Are engine-makers “going to spend that kind of money to move production from Germany to the U.S. when they don’t know what the landscape is going to be in three years?” Allen said. “I don’t know who is going to be in the White House, and what the stance is going to be on these tariffs.”

Joseph Steinberg, an economist at the University of Toronto, said research shows that under the best-case scenario “it would take a decade for manufacturing employment to rise above where it was before tariffs were enacted.”

But Steinberg said “the current situation is nothing like the ‘best case,’” since U.S. trade policy is unsettled and that leaves companies reluctant to expand.

Equipment makers have been hit hard by rising steel costs

About 98% of U.S. manufacturing establishments have fewer than 200 workers, according to Census Bureau data, and don’t have the kind of name-brand recognition or lobbying heft to minimize the damage from tariffs that big players like Apple, General Motors and Ford possess.

The Association of Equipment Manufacturers in February reported that America’s share of global manufacturing severely lags China's. The group has urged tax credits to offset the expense of tariffs, and specifically called for tariff relief on raw materials, parts and components that cannot be acquired domestically at scale.

Steel tariffs have been a particular concern. Trump imposed them last March and hiked them to 50% in June. They were not affected by the Supreme Court decision.

Trump has credited the tariffs with restoring profits at American steel mills. But they have hurt companies that use that steel, like Calder Brothers in South Carolina, which makes equipment to pave asphalt.

“The steel tariffs were the first thing that got my attention,” said Glen Calder, the company’s president. “My steel pricing jumped 25% two weeks before the tariffs went into effect for domestic steel. The market price just jumped. It has stayed elevated.”

Meanwhile, China’s trade surplus has grown

Part of Trump’s push to expand manufacturing was to help American companies compete against China — a country he plans to visit this spring for talks with its leader, Xi Jinping.

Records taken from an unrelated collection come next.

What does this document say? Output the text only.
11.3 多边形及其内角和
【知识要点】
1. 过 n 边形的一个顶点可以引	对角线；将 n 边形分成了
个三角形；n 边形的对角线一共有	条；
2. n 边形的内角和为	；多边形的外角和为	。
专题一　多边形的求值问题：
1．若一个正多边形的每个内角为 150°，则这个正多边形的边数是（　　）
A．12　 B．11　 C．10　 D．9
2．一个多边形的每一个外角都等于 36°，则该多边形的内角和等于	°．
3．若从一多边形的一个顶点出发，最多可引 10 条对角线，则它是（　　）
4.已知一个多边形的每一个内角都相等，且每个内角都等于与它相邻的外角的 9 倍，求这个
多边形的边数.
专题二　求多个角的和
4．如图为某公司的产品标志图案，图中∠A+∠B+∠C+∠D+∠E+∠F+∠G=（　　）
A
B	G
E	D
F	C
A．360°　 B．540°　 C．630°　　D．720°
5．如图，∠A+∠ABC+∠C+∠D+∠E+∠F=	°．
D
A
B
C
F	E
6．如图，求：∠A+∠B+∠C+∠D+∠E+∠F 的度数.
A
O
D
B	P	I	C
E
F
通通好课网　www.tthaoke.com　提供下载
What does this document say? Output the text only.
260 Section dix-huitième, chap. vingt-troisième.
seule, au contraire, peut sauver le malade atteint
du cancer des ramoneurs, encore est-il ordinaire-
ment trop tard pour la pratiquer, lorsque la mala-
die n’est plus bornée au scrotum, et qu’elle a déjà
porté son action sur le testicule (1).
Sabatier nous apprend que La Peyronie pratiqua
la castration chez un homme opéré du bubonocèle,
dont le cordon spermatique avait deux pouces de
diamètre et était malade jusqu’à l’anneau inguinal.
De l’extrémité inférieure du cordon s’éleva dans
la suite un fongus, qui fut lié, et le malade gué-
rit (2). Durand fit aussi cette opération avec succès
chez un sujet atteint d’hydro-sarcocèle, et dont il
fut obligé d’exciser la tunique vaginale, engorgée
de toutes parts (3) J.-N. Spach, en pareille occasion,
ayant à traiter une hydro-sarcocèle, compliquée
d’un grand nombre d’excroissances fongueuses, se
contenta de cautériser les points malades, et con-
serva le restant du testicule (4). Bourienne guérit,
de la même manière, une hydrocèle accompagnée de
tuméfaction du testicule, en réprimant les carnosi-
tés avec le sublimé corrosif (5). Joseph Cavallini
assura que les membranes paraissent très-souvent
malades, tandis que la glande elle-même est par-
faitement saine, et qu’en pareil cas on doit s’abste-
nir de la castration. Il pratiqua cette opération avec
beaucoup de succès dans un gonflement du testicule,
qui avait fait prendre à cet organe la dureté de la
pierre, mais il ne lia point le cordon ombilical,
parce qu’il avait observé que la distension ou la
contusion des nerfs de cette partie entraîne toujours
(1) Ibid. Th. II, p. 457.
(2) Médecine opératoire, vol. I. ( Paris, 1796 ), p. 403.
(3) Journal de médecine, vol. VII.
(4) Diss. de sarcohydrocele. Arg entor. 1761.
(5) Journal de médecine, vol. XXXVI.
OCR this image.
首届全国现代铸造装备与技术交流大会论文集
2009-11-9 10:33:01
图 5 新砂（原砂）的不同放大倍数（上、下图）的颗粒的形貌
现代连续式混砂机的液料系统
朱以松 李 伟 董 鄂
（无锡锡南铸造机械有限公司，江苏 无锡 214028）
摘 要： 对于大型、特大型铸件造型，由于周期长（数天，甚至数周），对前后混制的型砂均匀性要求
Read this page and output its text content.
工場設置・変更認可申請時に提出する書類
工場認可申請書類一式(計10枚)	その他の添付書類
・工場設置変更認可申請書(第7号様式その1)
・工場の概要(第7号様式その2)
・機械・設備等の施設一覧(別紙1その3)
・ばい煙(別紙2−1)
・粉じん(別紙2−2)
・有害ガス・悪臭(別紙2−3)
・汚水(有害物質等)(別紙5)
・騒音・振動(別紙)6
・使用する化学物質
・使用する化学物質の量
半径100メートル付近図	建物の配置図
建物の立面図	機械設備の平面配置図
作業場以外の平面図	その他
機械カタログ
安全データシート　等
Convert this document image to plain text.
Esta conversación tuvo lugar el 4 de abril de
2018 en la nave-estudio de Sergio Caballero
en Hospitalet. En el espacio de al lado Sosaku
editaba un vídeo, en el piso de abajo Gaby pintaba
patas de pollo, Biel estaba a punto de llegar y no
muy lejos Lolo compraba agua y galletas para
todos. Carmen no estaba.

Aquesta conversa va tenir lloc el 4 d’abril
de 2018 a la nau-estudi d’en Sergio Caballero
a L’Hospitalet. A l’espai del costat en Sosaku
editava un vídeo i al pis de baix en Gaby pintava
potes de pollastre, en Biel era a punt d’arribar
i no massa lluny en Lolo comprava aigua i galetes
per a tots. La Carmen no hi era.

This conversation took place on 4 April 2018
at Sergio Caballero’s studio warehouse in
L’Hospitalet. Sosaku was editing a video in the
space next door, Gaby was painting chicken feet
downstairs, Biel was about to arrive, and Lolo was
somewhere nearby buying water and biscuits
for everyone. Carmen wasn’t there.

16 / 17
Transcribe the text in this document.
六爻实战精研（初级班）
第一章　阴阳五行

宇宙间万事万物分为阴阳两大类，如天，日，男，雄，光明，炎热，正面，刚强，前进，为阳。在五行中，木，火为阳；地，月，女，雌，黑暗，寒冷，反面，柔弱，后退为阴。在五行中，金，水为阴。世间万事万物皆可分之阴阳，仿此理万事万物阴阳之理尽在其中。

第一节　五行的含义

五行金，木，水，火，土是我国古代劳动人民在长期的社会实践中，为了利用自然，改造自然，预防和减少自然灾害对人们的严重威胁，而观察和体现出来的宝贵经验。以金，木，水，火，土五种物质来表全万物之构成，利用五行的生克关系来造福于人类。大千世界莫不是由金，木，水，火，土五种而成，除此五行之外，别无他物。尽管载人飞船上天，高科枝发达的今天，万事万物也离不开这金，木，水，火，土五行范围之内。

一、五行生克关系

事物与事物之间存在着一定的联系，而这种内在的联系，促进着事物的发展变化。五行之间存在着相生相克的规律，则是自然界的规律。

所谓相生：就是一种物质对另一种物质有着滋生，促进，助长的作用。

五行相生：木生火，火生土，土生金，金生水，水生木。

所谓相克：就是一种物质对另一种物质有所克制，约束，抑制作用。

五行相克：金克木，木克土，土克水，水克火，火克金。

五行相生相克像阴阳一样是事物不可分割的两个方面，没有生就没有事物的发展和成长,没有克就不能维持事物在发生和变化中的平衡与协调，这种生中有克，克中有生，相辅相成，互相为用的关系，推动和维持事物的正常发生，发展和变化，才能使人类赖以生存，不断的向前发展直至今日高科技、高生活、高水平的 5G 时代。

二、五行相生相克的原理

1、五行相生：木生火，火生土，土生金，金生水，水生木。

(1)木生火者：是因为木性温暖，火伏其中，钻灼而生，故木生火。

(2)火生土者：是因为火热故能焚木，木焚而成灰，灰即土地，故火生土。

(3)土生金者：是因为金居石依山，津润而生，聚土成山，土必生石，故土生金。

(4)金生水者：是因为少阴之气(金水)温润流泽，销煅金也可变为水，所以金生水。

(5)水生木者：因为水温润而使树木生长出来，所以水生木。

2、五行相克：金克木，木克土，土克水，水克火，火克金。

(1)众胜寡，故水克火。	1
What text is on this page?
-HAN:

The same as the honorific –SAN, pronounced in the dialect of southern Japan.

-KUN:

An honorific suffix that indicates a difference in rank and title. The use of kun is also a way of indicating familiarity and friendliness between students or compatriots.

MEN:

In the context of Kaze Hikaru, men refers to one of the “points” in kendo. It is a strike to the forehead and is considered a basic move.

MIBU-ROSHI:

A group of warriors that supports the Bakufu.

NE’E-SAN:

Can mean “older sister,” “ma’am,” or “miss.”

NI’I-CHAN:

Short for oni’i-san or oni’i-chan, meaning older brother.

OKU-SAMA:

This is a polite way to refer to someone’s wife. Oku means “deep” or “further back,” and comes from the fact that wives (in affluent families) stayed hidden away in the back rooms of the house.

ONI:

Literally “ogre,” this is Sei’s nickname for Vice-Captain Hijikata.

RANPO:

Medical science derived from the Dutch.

But the U.S. manufacturing trade imbalance rose last year under Trump instead of narrowing. Meanwhile, China’s trade surplus with the world climbed to a record $1.2 trillion.

This trend exposes one of the big problems with Trump’s tariff strategy, said Lori Wallach, director of the Rethink Trade program at American Economic Liberties Project. She noted that he largely bypassed Congress and failed to address gaps in the World Trade Organization’s rules for the trade frameworks that he negotiated with other countries.

Instead of working with partners to ensure there were penalties for foreign manufacturers with abusive labor practices and unfair subsidies, Trump chose against rallying partners to counter China as a unified group. American manufacturers are at a disadvantage, Wallach argued, because there is not a coalition of nations that can impose penalties for currency manipulation, subsidies and schemes to evade tariffs.

“The general revulsion of this administration to international cooperation means they’re trying to do it alone,” Wallach said.